Nel corso degli anni, Abubakar — soprannominato Mister Corruption dalle autorità nigeriane e dall’Fbi per la gestione dei fondi legati alla licenza petrolifera Opl 245 — era diventato il simbolo della presunta “cassaforte” della corruzione africana. In Italia, la sua posizione era rimasta sospesa per questioni procedurali, ma il capo d’imputazione era identico a quello degli altri: corruzione internazionale in concorso. Accusa risultata priva di fondamento.
Secondo la procura, Abubakar avrebbe agito da intermediario dei pubblici ufficiali nigeriani, ricevendo fondi dalle compagnie petrolifere e distribuendoli a membri del governo. La sentenza ricostruisce invece un quadro opposto. Le motivazioni riprendono quasi integralmente quelle con cui il Tribunale di Milano aveva già “asfaltato” l’impianto accusatorio nel processo principale: «La prospettazione accusatoria è tutta incentrata su una sorta di risk assessment, fondata su elementi valoriali e reputazionali, non su prove dirette. Non vi è un fatto, ma solo inferenze illative». La tesi dei pm, osserva la giudice, si reggeva più sulla “reputazione” dei protagonisti e sul contesto di corruzione sistemica in Nigeria che su prove documentali o testimoniali di un patto illecito concreto.
Una valutazione severa che ricalca quella con la quale la procuratrice generale Celestina Gravina aveva messo la pietra tombale sul troncone principale, definendo l’intera costruzione accusatoria «basata su chiacchiere e opinioni generiche», grazie alle quali «la più grande società italiana è stata tenuta in ostaggio» mentre tredici imputati finivano «sulla graticola». Gravina era arrivata a parlare di «colonialismo della morale» da parte del pm De Pasquale: come «le potenze neocoloniali tracciavano i confini senza sapere cosa c’era sotto», il magistrato avrebbe imposto la propria linea, sostituendosi a organi democraticamente eletti. Un’accusa politica e simbolica durissima.

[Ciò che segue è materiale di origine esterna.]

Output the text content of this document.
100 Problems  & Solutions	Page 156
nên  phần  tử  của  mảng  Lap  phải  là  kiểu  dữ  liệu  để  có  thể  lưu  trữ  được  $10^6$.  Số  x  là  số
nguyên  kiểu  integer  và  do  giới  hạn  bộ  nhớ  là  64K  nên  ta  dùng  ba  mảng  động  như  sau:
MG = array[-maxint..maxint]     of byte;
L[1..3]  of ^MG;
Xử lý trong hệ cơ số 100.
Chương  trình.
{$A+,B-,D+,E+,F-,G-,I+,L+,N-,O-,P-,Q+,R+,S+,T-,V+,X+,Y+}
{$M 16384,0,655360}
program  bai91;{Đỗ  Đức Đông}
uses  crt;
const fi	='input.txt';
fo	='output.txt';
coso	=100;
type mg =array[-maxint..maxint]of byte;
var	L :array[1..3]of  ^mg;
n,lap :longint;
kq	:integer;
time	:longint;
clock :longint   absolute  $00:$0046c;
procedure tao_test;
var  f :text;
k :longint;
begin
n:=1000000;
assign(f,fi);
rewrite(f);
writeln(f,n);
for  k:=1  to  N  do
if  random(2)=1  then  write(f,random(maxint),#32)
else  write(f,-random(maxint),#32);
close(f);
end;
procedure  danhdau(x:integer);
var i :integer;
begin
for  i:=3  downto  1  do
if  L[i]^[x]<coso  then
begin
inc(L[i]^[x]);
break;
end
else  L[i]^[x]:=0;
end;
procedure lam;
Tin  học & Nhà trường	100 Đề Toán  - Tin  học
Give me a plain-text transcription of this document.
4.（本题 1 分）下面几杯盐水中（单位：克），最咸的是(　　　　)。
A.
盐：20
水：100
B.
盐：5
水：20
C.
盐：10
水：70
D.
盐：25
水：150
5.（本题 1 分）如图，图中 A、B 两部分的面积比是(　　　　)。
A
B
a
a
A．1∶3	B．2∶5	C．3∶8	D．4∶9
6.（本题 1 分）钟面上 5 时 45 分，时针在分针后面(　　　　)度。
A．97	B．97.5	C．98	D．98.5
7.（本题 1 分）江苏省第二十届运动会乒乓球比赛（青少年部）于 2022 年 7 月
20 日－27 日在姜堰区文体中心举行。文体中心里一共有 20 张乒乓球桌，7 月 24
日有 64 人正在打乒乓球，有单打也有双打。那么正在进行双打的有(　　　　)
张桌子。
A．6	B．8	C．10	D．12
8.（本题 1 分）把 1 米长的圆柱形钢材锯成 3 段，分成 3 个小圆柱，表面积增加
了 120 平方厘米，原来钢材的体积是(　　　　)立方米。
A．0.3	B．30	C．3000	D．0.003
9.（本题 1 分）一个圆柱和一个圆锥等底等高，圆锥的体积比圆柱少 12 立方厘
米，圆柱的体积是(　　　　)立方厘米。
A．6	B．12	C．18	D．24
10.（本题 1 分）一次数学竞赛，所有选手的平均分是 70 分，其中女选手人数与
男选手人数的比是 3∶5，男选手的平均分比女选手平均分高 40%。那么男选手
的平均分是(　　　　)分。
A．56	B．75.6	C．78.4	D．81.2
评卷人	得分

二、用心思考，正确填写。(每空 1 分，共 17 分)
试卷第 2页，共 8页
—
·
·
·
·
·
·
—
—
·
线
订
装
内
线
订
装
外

Nel processo principale erano imputati l’ad Claudio Descalzi, il suo predecessore Paolo Scaroni, l’ex ministro del Petrolio nigeriano Dan Etete, quattro ex manager di Shell e diversi intermediari, tra cui Roberto Casula, Vincenzo Armanna, Ciro Pagano, Obi Emeka e Luigi Bisignani. Tutti assolti. Il Tribunale ha ritenuto non dimostrata l’esistenza di un accordo corruttivo tra le compagnie e i pubblici ufficiali nigeriani, rilevando anzi come le prove disponibili «contrastino con l’esistenza di pregressi patti illeciti tra le parti».
Il castello accusatorio era crollato anche per le contraddizioni del suo principale testimone, Vincenzo Armanna, ex manager di Eni. I giudici avevano definito «dirompente» un video in cui Armanna, dopo il licenziamento, pianificava di «far arrivare un avviso di garanzia» ai vertici della società, promettendo ai colleghi «una valanga di merda» mediatico-giudiziaria. Due giorni dopo, come da copione, si presentò in procura per accusarli di corruzione. Per il Tribunale, questo episodio minava in radice la sua attendibilità.
Ma l’accusa aveva tenuto nel cassetto quella prova, insieme ad altre che dimostravano l’inattendibilità del teste, da qui la condanna per De Pasquale e Spadaro per omissione di atti. Un fatto che, per molti osservatori, svuota l’argomento secondo cui la separazione delle carriere garantirebbe maggiore imparzialità ai pubblici ministeri e una ricerca delle prove anche a favore dell’imputato.
Quanto ad Abubakar, le sentenze riconoscono la sua centralità operativa nella gestione dei fondi provenienti dalla società Malabu, ma non ravvisano alcun elemento penalmente rilevante. «Le prove raccolte non consentono di affermare che la maggior parte dello stesso (o addirittura l’intera somma monetizzata) sia stata destinata ai pubblici ufficiali nigeriani che avevano reso possibile la sottoscrizione degli accordi concernenti la licenza esplorativa OPL 245», si legge nella sentenza. Il giudice rileva inoltre che «le indagini non permettono di comprendere compiutamente il ruolo assunto dall’odierno imputato».
L’accusa sostiene che Abubakar fosse intermediario dei pubblici ufficiali, ma «potrebbe anche aver agito quale rappresentante del socio occulto della società Malabu», ossia Sani Abacha, figlio del generale e dittatore nigeriano, che proprio in quel periodo aveva promosso una causa civile per rivendicare la propria quota in Malabu. «Sulla scorta del complessivo compendio probatorio — scrive Landoni — potrebbe, al più, ravvisarsi un’intesa illecita tra Dan Etete e i pubblici ufficiali nigeriani risalente alla primavera 2010, ma si tratterebbe di una corruzione commessa in Nigeria, in ordine alla quale sussiste il difetto di giurisdizione italiana.»
La decisione accoglie integralmente la richiesta di assoluzione avanzata dall’avvocato Carlo Farina, respingendo la condanna a cinque anni proposta da De Pasquale. Insomma, mancano prove che le somme gestite da Abubakar siano giunte a pubblici ufficiali, né esiste evidenza di un accordo corruttivo. Qualunque cosa egli abbia fatto, scrive la giudice, «è avvenuta su territorio straniero». Di conseguenza, la giustizia italiana non aveva nessuna voce in capitolo.
La sentenza chiude così una lunga stagione di processi, confermando un principio elementare ma troppo spesso dimenticato: nel diritto penale, il sospetto non basta. O, come ricorda Landoni citando la sentenza di primo grado, «la certezza richiesta nel processo penale non può ridursi alla verosimiglianza».